The Passivhaus Standard when rolled out at scale can also offer multiple societal benefits, supporting our nations to live more lightly. The improved wellbeing outcomes from living in healthy, well ventilated and mould free homes, with good natural daylight and appropriate sound insulation reduces days lost to illness – both physical and psychological – and the consequential burden on our health and social services. The improved educational attainment from learning in comfortable, well-ventilated schools helps improve attainment and ultimately leads to improved opportunity for individuals and communities. More importantly, building social and affordable homes to the Passivhaus Standard can lift families out of fuel poverty, removing the difficult choices they may make about putting food on the table or heating their homes.

What about the impact of the materials we use in Passivhaus Buildings? To date, the Passivhaus Standard has been largely material agnostic, and has not required the specific use of natural materials.  There is currently no embodied energy or carbon target within the Standard, although this is something which is being considered and, in my view, should be included as an integral target. As I said though, the Passivhaus Standard is only one part of the sustainability toolkit and we must bring that together with other tools to design buildings which offer the best sustainability outcomes. In all projects we must consider the need, location, client and indeed the local community and supply chains, so that we can make the best material decisions – whether that be refurbishing existing buildings, using locally sourced materials, recycling pre-existing man-made materials, or using natural materials for construction.

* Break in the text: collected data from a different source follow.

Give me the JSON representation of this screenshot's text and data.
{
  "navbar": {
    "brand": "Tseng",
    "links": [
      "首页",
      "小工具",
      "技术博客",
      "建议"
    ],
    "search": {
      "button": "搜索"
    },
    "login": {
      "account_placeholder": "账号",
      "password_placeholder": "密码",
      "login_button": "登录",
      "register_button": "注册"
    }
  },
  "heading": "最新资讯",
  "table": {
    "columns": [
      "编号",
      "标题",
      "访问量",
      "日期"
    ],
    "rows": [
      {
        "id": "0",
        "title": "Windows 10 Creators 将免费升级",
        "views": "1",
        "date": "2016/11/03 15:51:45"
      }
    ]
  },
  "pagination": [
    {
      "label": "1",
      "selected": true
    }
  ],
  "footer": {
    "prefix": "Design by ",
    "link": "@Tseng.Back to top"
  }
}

While the Passivhaus Standard can certainly help us to live more sustainably, is that enough? To live sustainably implies living in balance with nature. Given our impact on the natural world and lack of meaningful action to live sustainably over the last 40 years, we are now faced with a situation where living in balance is no longer enough. We now must consider how we can repair our world through restorative and regenerative design, looking at every project and ensuring our designs work in harmony with natural systems. While the Passivhaus Standard does not necessarily award extra points or set targets for this, there is certainly nothing in the standard which prevents these approaches. The new classifications of Plus and Premium do support energy generation and export, and as already noted we hope that embodied carbon targets encouraging the use of natural and recycled materials will be implemented in the Standard in the near future.

The Passivhaus Standard is the best tool we have to hugely improve the quality and efficiency of both our new and existing buildings stock to support a sustainable and restorative future. Every day we don’t deploy it at scale is adding to the burden and cost we pass on to our future generations. Rather than place our hope in some future innovative technology to solve our climate crisis we need to act now with the tools we have.